If I could, I would like to be the air
that inhabits you for a moment only
as a moment is all I would need
to strangle you from inside,
compressing air into nothingness.
At night, we do not reach for
one another in a loving embrace,
and I waft toward sleep,
I escape you. Like the caged bird
sings of freedom, I dream.
But not of flight.

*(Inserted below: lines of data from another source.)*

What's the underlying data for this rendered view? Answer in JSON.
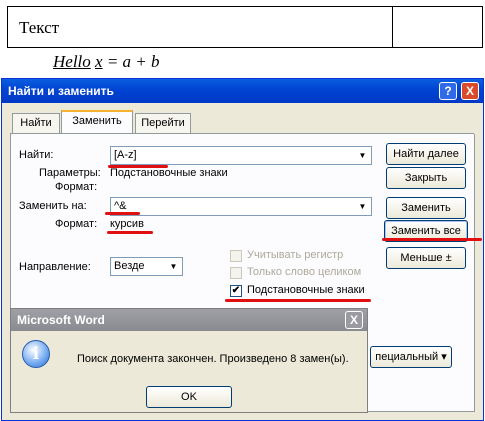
{
  "document": {
    "table_cell_text": "Текст",
    "formula_hello": "Hello",
    "formula_x": "x",
    "formula_rest": " = a + b"
  },
  "dialog": {
    "title": "Найти и заменить",
    "help_button": "?",
    "close_button": "X",
    "tabs": [
      {
        "label": "Найти",
        "active": false
      },
      {
        "label": "Заменить",
        "active": true
      },
      {
        "label": "Перейти",
        "active": false
      }
    ],
    "find_label": "Найти:",
    "find_value": "[А-z]",
    "params_label": "Параметры:",
    "params_value": "Подстановочные знаки",
    "format_label": "Формат:",
    "replace_label": "Заменить на:",
    "replace_value": "^&",
    "replace_format_label": "Формат:",
    "replace_format_value": "курсив",
    "direction_label": "Направление:",
    "direction_value": "Везде",
    "checkboxes": [
      {
        "label": "Учитывать регистр",
        "checked": false,
        "enabled": false
      },
      {
        "label": "Только слово целиком",
        "checked": false,
        "enabled": false
      },
      {
        "label": "Подстановочные знаки",
        "checked": true,
        "enabled": true
      }
    ],
    "buttons": {
      "find_next": "Найти далее",
      "close": "Закрыть",
      "replace": "Заменить",
      "replace_all": "Заменить все",
      "less": "Меньше ±",
      "special": "пециальный ▾"
    }
  },
  "message_box": {
    "title": "Microsoft Word",
    "close_button": "X",
    "icon": "info-icon",
    "text": "Поиск документа закончен.  Произведено 8 замен(ы).",
    "ok_label": "OK"
  },
  "colors": {
    "annotation_red": "#e01010",
    "titlebar_blue": "#0245d3",
    "dialog_face": "#ece9d8"
  }
}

In my warm,
beating, frantic, winged imagination,
I head downwards—I bequeath myself
to the dirt to grow into a monstrous
plant-thing that chews you and spits
you out, again and again, until you beg
for the maggot, Little Master of earth,
to be done with your body,
as I have been done with you
for so many years I cannot count.




Sonnet 43: Elizabeth Barrett Browning
Aedth Wishes for the Cloths of Heaven: William Butler Yeats
Radial: Brandon Kreitler
Variations On the Word Sleep: Margaret Atwood
I Know Why the Caged Bird Sings: Maya Angelou
Little Red Cap: Carol Ann Duffy
Leaves of Grass: Walt Whitman
Ode to the Maggot: Yusef Komunyakaa

Cover art: “Balance” by Delta N.A.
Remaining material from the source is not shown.